I went to the bathroom as we got ready to leave. When I returned, the friend who used to work at Botanist, and who knew the head chef, told me she’d paid for our bill and we were getting complimentary food. So we sat back down and ordered another round of drinks.
When the food arrived, one of the waiters said he would bring over cutlery. A few minutes later, a waitress walked by and asked if we needed cutlery, and we said someone told us they were bringing it over. After a few more minutes, we decided to eat with our hands.
The waiter who had promised us cutlery came over to check in on us. My friend teased him about the cutlery, or rather the lack of cutlery. We finished our drinks and requested the bill. The waiter told us not to worry, we didn’t get cutlery so the last round was on them.
A week went by and I still had “experiential cocktail” on my mind: was this an industry term? Was there a whole genre of “experiential cocktails?” What made an “experiential cocktail” an “experiential cocktail”?
An “experiential cocktail” is one that is based on experience—from creation to consumption, the presentation, the story—it all contributes to the drinker’s experience of the cocktail. There is no checklist for what an “experiential cocktail” is, other than: does it provide an experience?
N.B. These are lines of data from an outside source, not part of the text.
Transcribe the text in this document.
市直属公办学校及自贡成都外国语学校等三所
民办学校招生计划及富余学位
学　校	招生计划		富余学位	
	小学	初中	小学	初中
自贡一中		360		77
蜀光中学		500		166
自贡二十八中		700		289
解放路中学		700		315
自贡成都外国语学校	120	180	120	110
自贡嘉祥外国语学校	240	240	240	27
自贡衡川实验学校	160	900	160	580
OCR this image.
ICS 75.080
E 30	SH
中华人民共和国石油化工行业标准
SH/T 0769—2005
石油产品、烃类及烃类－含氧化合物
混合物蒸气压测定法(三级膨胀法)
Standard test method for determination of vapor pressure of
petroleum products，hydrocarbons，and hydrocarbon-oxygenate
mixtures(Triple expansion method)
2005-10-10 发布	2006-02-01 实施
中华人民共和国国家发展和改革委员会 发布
I asked a few friends who work at restaurants whether they had heard this term before, and they said they hadn’t. One who worked in a fine-dining restaurant told me they had similar extravagant cocktails that take twenty minutes to make, but she had not heard of “experiential cocktails.” She told me the staff had to describe their menu to guests as a “journey” and say things like “Our menu takes you on a journey through the Canadian Rockies. It tells a story of Western Canada,” and so on.
I found out more online about Candy Cap Magic: on the menu it fell in a category called “From the Cocktail Lab” and cost $28. A photo on the website showed the cocktail in the glass lantern with a branch, moss and a cluster of white mushrooms.
About a week later, I was once again having drinks with one of the friends who had shared the “experiential cocktail.” I mentioned that it was odd the waiter went on and on about the mushrooms in Candy Cap Magic but that I hadn’t been able to taste any mushrooms. He gave me a confused look, “Candy cap is the mushroom,” he said. “It’s supposed to taste like maple.”